When Dorchester had gone she lay back and closed her eyes and dozed again, whilst the chocolate grew cold and the births and deaths and marriages grew aged and stale. She did not care, she did not want to see her daughter ... she did not want to see anyone, nor was there anything now in the world worth her energy or trouble. Her body, being now at ease, was called back to days, brighter days, days filled with thrilling events and thrilling people, days when the world was a world and not a dried-up cinder. Those were men ... those were women ... and then, suddenly, she was conscious first that her daughter was speaking and then that her daughter was a tiresome fool.

She sat up a little and her nightdress fell back showing a neck bony, crinkled and yellow.

"I said a quarter of an hour," she snapped.

"It is a quarter of an hour, mother," said Lady Adela.

Lady Adela hated and dreaded these morning interviews. In the first place she disliked the decorations of her mother's bedroom, thought them almost indecent, and could never be comfortable in such surroundings. She was also aware, by long experience, that her mother was always at her worst at this hour in the morning and many were the storms of temper that that absurd bed and those unpleasant black chairs had witnessed. Thirdly she knew that she herself looked her worst and was her weakest amongst these eccentricities and shadowed by this dim light.

She waited now whilst her mother fumbled her letters.

"There's your chocolate, mother," she said at last. "It'll be cold."

The Duchess was looking at her letters, but was absorbing only a little of their contents. She was summoning all her will to her aid; she wanted to order the blind to be pulled down, to command her daughter to avoid her presence for at least a week, to scatter her correspondence to the four corners of the earth, and to see none of it again; at the same time she was driving into her brain the fact that before Adela, of all people in the world, she must be alert and wise and wonderful; Adela, the ugliest and most foolish of living women, must see no weakness.

"Shall I read your letters to you, mother?"

She did not answer; slowly, steadily at last, her will was flooding her brain. She could feel the warmth and the colour and the strength of it pervading again her body. The day did not now appear of so appalling a heat and the weight of the things to be done was less heavy upon her.

Lady Adela, meanwhile, watching her mother was struck once again by that chill dismay that had alarmed her first on that May evening, after the visit to the picture gallery. In that half-light her mother did seem very, very old and very, very feeble. Lady Adela had a dreadful temptation to say in a brusque sharp voice, "What do you let your chocolate get cold like that for? Why don't you get someone to read your letters sensibly to you instead of groping through them like that?" and at the mere horror of such a thought a shudder shook her and her heart began wildly to beat. Let once such words as those cross her lips and an edifice, a wonderful, towering temple raised by submissions and subduals and self-denials, would tumble to the ground.

For some moments the struggle in Lady Adela's breast was sharp, then by a tense dominion of her will she produced once again for herself the Ceremonial, the Terror, the agitated, humble Submission.

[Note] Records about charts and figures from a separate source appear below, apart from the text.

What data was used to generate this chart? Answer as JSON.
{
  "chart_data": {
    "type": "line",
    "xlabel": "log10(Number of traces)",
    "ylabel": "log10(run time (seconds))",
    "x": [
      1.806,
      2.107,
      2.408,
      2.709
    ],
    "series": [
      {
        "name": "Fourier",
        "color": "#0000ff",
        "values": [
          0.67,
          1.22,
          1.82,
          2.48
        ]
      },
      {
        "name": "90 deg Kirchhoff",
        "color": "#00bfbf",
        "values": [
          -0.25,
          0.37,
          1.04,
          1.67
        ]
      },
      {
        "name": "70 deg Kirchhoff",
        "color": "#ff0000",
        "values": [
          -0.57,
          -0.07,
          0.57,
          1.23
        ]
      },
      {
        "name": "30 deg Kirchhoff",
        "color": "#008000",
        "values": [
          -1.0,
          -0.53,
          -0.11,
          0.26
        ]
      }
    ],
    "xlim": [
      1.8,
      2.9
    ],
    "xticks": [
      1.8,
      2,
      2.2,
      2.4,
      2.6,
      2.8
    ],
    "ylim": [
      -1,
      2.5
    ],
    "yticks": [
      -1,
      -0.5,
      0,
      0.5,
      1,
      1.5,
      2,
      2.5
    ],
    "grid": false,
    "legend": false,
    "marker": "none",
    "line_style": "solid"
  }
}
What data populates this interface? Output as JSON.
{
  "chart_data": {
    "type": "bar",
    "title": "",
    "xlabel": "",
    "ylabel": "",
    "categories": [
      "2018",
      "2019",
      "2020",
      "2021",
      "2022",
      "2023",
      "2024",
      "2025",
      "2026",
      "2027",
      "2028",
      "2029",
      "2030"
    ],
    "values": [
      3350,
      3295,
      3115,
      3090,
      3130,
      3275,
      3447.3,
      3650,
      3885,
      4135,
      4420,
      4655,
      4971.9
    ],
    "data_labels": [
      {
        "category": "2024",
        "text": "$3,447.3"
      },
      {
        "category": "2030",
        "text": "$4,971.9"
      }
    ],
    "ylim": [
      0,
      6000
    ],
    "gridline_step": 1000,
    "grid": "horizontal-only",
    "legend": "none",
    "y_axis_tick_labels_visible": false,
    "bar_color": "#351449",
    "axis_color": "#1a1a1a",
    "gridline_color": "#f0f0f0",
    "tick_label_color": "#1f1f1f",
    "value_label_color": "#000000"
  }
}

"Julia Massiter," the Duchess said, "has asked Rachel for the last week-end in July—She'll go of course——"

"Yes," said Lady Adela.

"Roddy Seddon is going——"

"Yes."

"Roddy is going to marry Rachel. He's coming to see me this afternoon."

Lady Adela was silent.

"A very suitable business. I'd intended it for a long time." Then, after a pause—

"You may tell Dorchester I will dress now."

Lady Adela, conscious, as she left the room, of the relief of her dismissal, joyfully yielded that relief as witness—

The Terror was still there, and she was glad.